Dr. Mirza, the treating physician who performed cervical surgery on De Guzman in May 2004, wrote on October 2004 in a follow-up that De Guzman would be unable to work for one year after surgery with “permanent limits afterward” and would have “permanent limits on bending, lifting, carrying.” Thus, the petitioner’s regularly treating physician handwrote the phrase “permanent limits” twice on a form that did not require or even suggest that locution. Dr. Mirza’s opinion was brief but emphatic. It is true that even De Guzman described her surgery as largely successful and her remaining pain significantly reduced. But, as physician assistant Patrick Dalessio noted in June 2005, she “still displays some signs of myelopathy.” There is nothing contradictory about being subject to “permanent limits” and “progressing well” after surgery.

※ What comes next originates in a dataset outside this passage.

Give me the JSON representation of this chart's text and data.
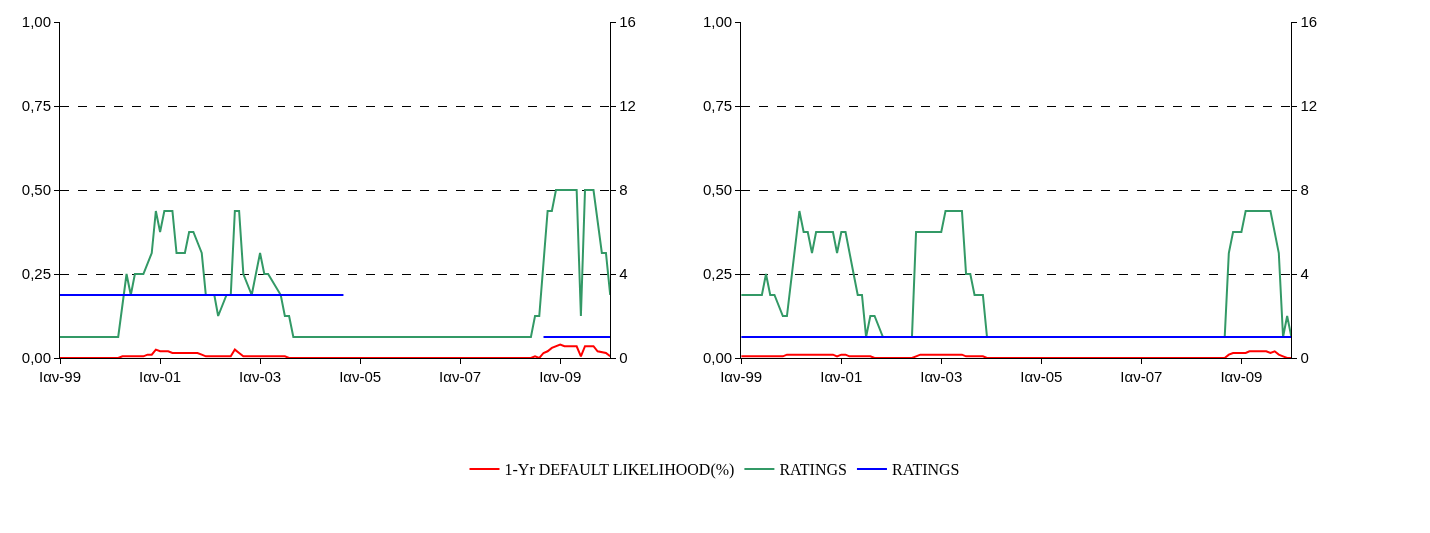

Dr. Mirza’s opinion here was consistent with her other medical findings in the course of her treatment of De Guzman. See Orn, 495 F.3d at 634 (“Consistency does not require similarity in findings over time despite a claimant’s evolving medical status.”). The permanent limits that Dr. Mirza described accord with De Guzman’s testimony and other medical records showing an ability to perform some daily activities but not a full day of work. The limits are illustrated by De Guzman’s stated need and repeated prescription for a cane and walker. Because the ALJ should not have rejected De Guzman’s testimony, and because the ALJ should have accepted Dr. Mirza’s opinion, a finding of disability is warranted.